4. Pursuant the terms of the Merger Agreement, each stock option held by the Reporting Person that was outstanding and unexercised as of the Purchase Time (as defined in the Merger Agreement), whether or not vested, was cancelled and converted into the right to receive $4.00 per share (minus the exercise price of the option) in cash, subject to any required withholding of taxes.
5. Under the terms of the Merger Agreement, all warrants having an exercise price in excess of $4.00 per share were terminated for no consideration.
6. 1,767 were owned by RV IV KG, 721 were owned by RV IV LP, 1,696 were owned by RV IV QP and 1,569 were owned by RV IV Holdings (received in the RMT I Distribution, without consideration). Mr. Ruch disclaims beneficial ownership of all of the warrants held by these entities except to the extent of his pecuniary interest therein.

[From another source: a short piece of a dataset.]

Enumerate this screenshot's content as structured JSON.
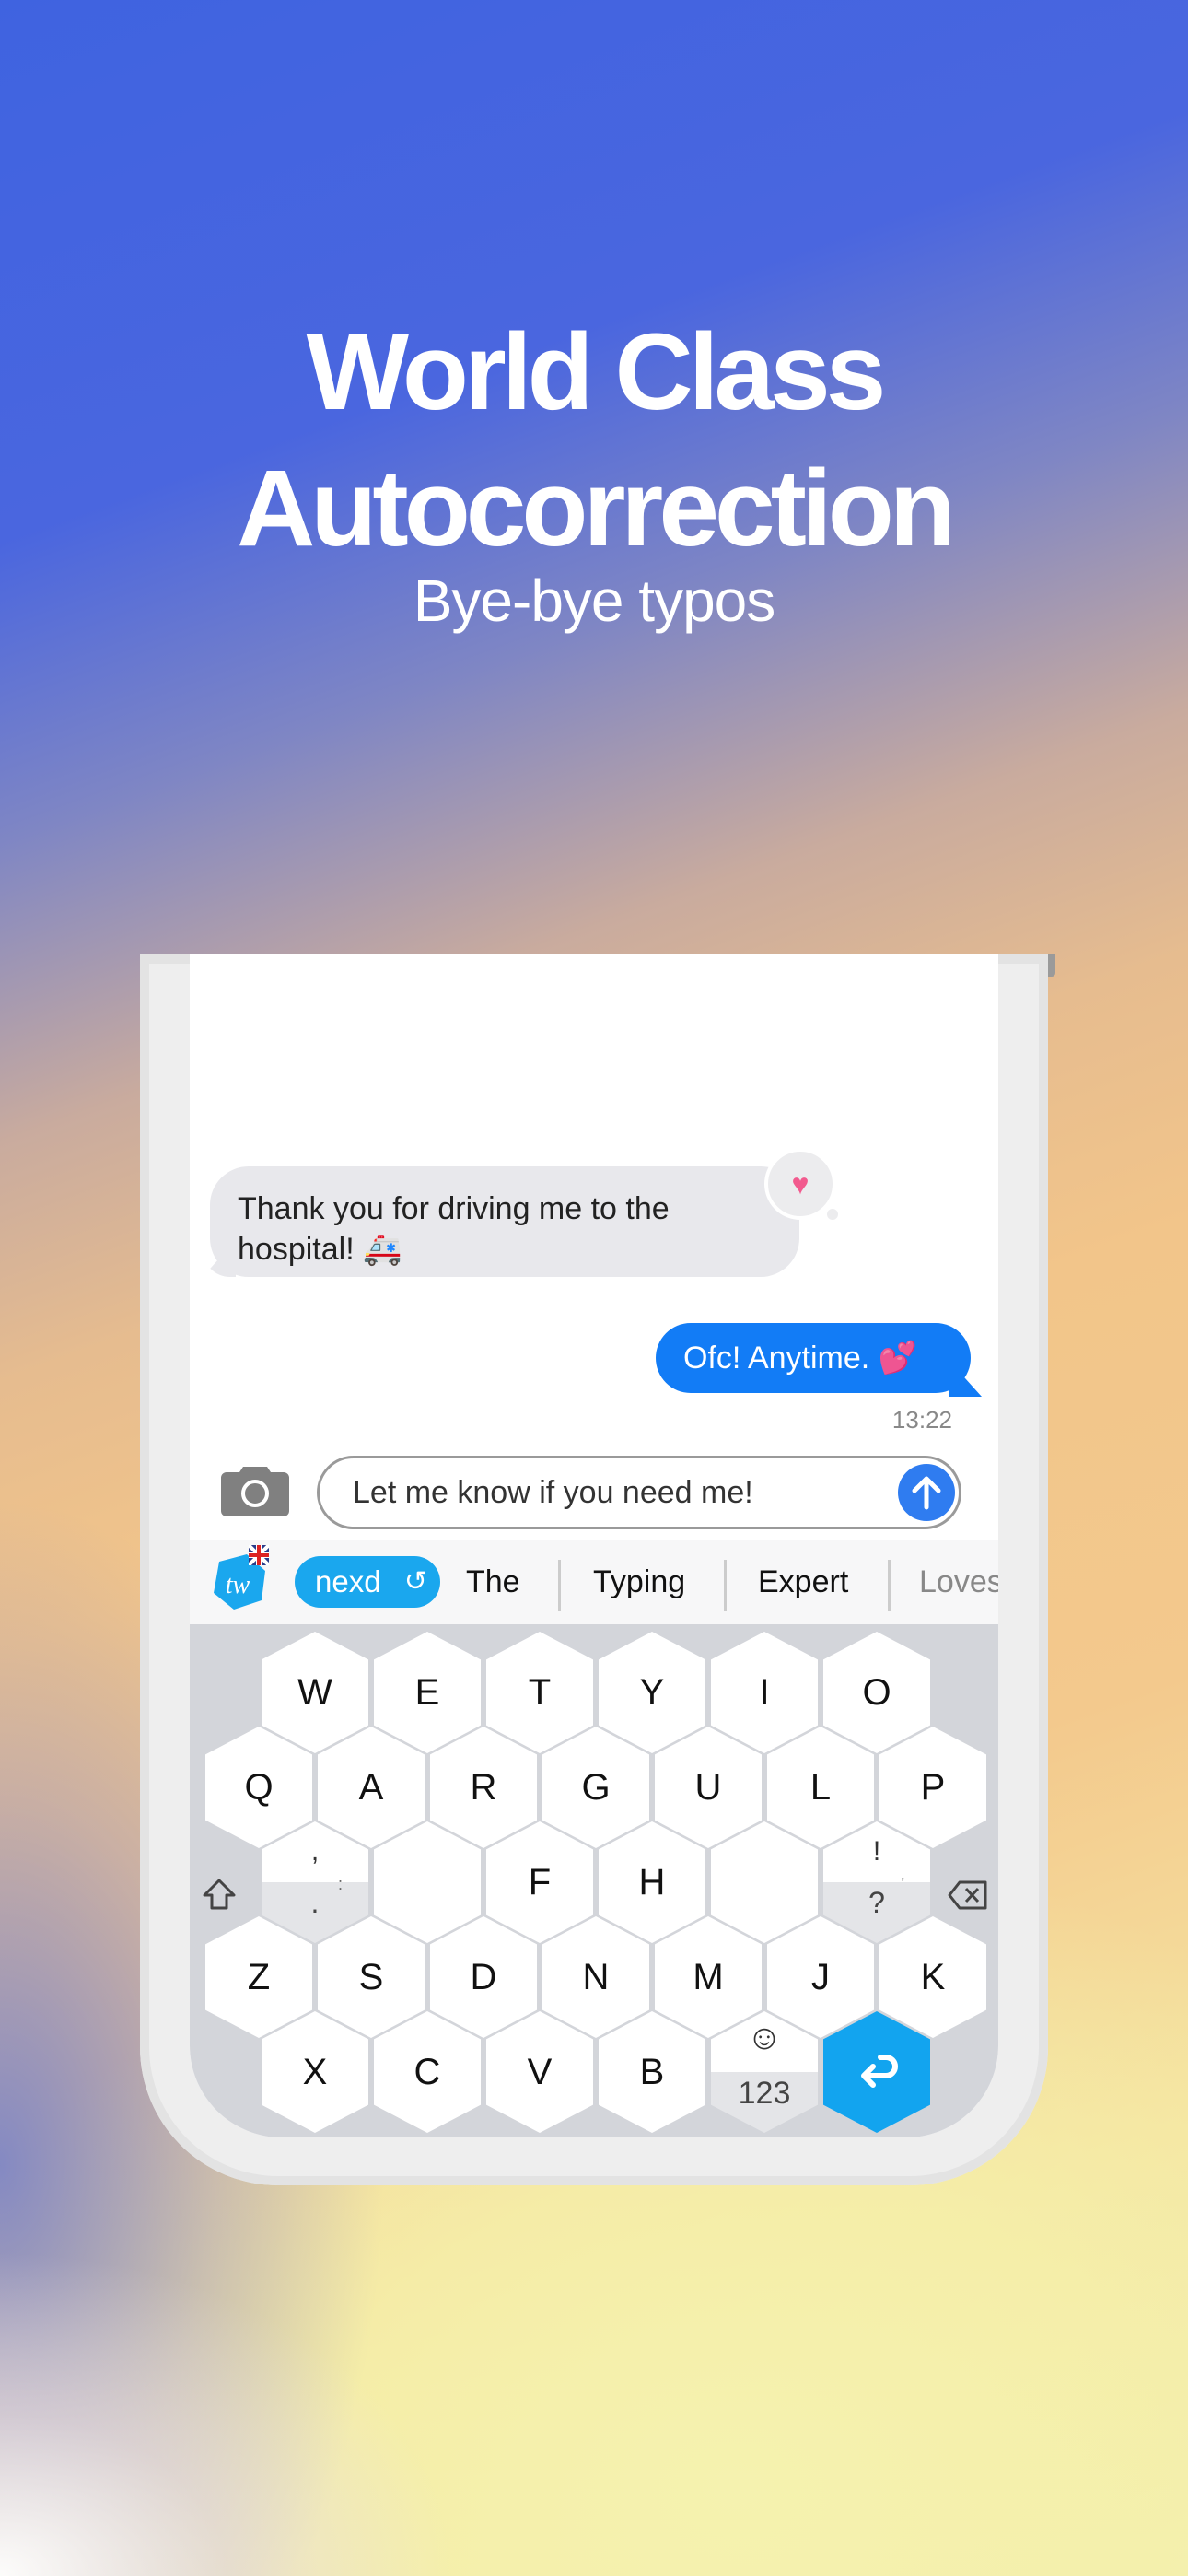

7. 11 were owned by RV IV KG, 4 were owned by RV IV LP, 10 were owned by RV IV QP and 10 were owned by RV IV Holdings (received in the RMT I Distribution, without consideration). Mr. Ruch disclaims beneficial ownership of all of the warrants held by these entities except to the extent of his pecuniary interest therein.